Durch die Beibehaltung der Office-Nutzeroberfläche, in die SAP-Funktionen eingebaut werden, dürfte das Produkt den Mitarbeitern keine Kopfschmerzen bereiten. Die Anwendung werde sehr einfach nutzbar sein, verspricht Graf. "Sie funktioniert wie ein normales Add-on zu Office. Es fallen keine Trainingskosten an, denn wer sich mit Office auskennt, kann das Produkt sofort nutzen." Auch die Steuerung läuft angeblich problemlos über den Administrator, der auch die entsprechenden Nutzungsrechte vergibt.

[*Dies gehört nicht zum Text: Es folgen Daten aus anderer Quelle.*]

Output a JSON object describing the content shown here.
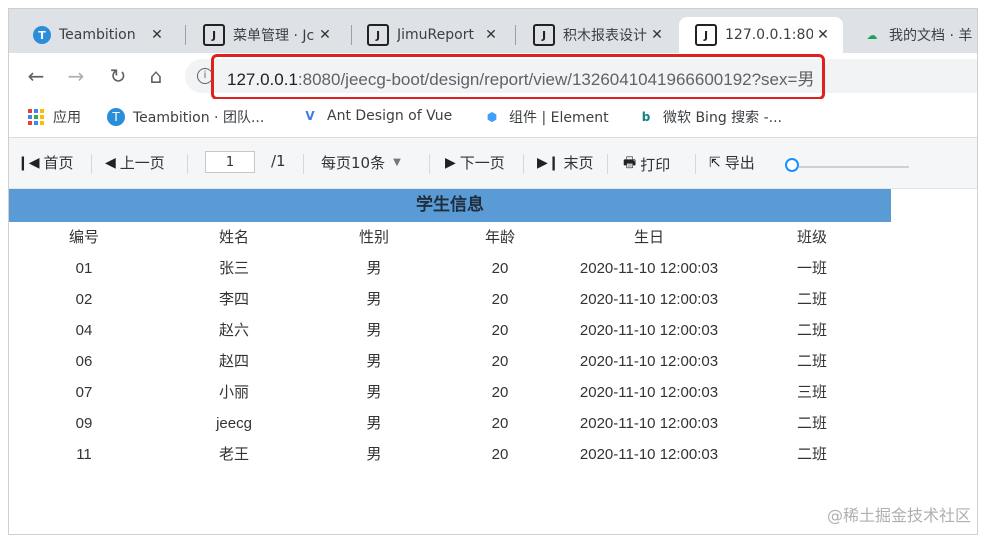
{
  "browser": {
    "tabs": [
      {
        "title": "Teambition",
        "favicon": "teambition-icon",
        "active": false
      },
      {
        "title": "菜单管理 · Jc",
        "favicon": "j-icon",
        "active": false
      },
      {
        "title": "JimuReport",
        "favicon": "j-icon",
        "active": false
      },
      {
        "title": "积木报表设计",
        "favicon": "j-icon",
        "active": false
      },
      {
        "title": "127.0.0.1:80",
        "favicon": "j-icon",
        "active": true
      },
      {
        "title": "我的文档 · 羊",
        "favicon": "doc-icon",
        "active": false
      }
    ],
    "close_glyph": "✕",
    "url_host": "127.0.0.1",
    "url_rest": ":8080/jeecg-boot/design/report/view/1326041041966600192?sex=男",
    "bookmarks": [
      {
        "label": "应用"
      },
      {
        "label": "Teambition · 团队..."
      },
      {
        "label": "Ant Design of Vue"
      },
      {
        "label": "组件 | Element"
      },
      {
        "label": "微软 Bing 搜索 -..."
      }
    ]
  },
  "viewer_toolbar": {
    "first_page": "首页",
    "prev_page": "上一页",
    "current_page": "1",
    "total_pages": "/1",
    "page_size": "每页10条",
    "next_page": "下一页",
    "last_page": "末页",
    "print": "打印",
    "export": "导出"
  },
  "report": {
    "title": "学生信息",
    "columns": [
      "编号",
      "姓名",
      "性别",
      "年龄",
      "生日",
      "班级"
    ],
    "rows": [
      [
        "01",
        "张三",
        "男",
        "20",
        "2020-11-10 12:00:03",
        "一班"
      ],
      [
        "02",
        "李四",
        "男",
        "20",
        "2020-11-10 12:00:03",
        "二班"
      ],
      [
        "04",
        "赵六",
        "男",
        "20",
        "2020-11-10 12:00:03",
        "二班"
      ],
      [
        "06",
        "赵四",
        "男",
        "20",
        "2020-11-10 12:00:03",
        "二班"
      ],
      [
        "07",
        "小丽",
        "男",
        "20",
        "2020-11-10 12:00:03",
        "三班"
      ],
      [
        "09",
        "jeecg",
        "男",
        "20",
        "2020-11-10 12:00:03",
        "二班"
      ],
      [
        "11",
        "老王",
        "男",
        "20",
        "2020-11-10 12:00:03",
        "二班"
      ]
    ]
  },
  "watermark": "@稀土掘金技术社区",
  "colors": {
    "report_header": "#5b9bd5",
    "highlight_border": "#e0201f",
    "slider_accent": "#1890ff"
  }
}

Prinzipiell gelten die im SAP-System hinterlegten Nutzerprofile.

Hält die Lösung, was ihre Hersteller versprechen, dürften sich die Anwender künftig auch mit dem Umgang unternehmenskritischer Informationen leichter tun. Versionsbrüche zwischen Desktop- und Back-Office-Anwendungen verschwinden. "Den Verantwortlichen gibt das ein erhebliches Mehr an Kontrolle", wirbt SAP-Manager Graf.

Noch nicht ausreichend

Für ihn steht hinter dem Projekt jedoch noch mehr als das reine Produkt. Es geht ihm auch um die Glaubwürdigkeit des Walldorfer Softwareriesen. Schließlich wurde mit Schlagwörtern wie Service-orientierte Architektur oder Netweaver viel Staub im ERP-Umfeld aufgewirbelt. Mit der neuen Lösung wird die Idee greifbar. Die Kopplung von Office und den bereitgestellten SAP-Prozessen geschieht über Web-Services-Schnittstellen. "Mendocino ist ein konkretes Beispiel, wie SAP solche Services bereitstellt. Wir nutzen hier die Offenheit von Microsoft .NET und der Enterprise Services Architecture von SAP", sagt Graf.

Als einen Schritt in die richtige Richtung, aber längst nicht ausreichend bezeichnen Marktbeobachter das Projekt. "Mendocino wird noch nicht zu einer echten Integration für den modernen Wissensarbeiter führen", bemängeln die Gartner-Analystinnen Yvonne Genovese and Betsy Burton. "Hierfür hätten sich beide Anbieter weit mehr öffnen müssen." Die Zahl der ausgewählten Geschäftsprozesse sei noch zu gering, aber es bestehe ja Hoffnung auf mehr Integration mit den nachfolgenden Versionen.

Anstoß für mehr Integration

Nicht zuletzt könnte Mendocino dem gesamten Markt für Business-Software den längst überfälligen Anstoß zu mehr Integration geben. "CIOs können mit einer Serie ähnlicher Partnerschaften zwischen Herstellern von Geschäftsanwendungen und Arbeitsplatzlösungen rechnen", prognostizieren die Analystinnen in ihrem Bericht "Mendocino Next Step Toward Integrated Contextual Workplace". SAP werde wahrscheinlich andere Produkte ebenso integrieren, wie Microsoft die Zusammenarbeit mit anderen Business-Applikationen ausbaue - nicht zuletzt mit der eigenen Lösung Microsoft Business Solution (MBS).

Kurzfristig dürfte SAP einen Wettbwerbsvorteil davontragen, da die Kunden den Vorteil einer OfficeIntegration honorieren. Auch für Microsoft sollte sich das Geschäft mit seinen bislang lukrativsten Produkten Windows und Office weiter festigen, glauben Genovese und Burton.

Verkauft wird die neue Software sowohl von Microsoft als auch von SAP - so viel ist klar. Was sie kosten soll und welche Lizenzstrategie die Hersteller fahren wollen, bleibt jedoch noch im Dunkeln.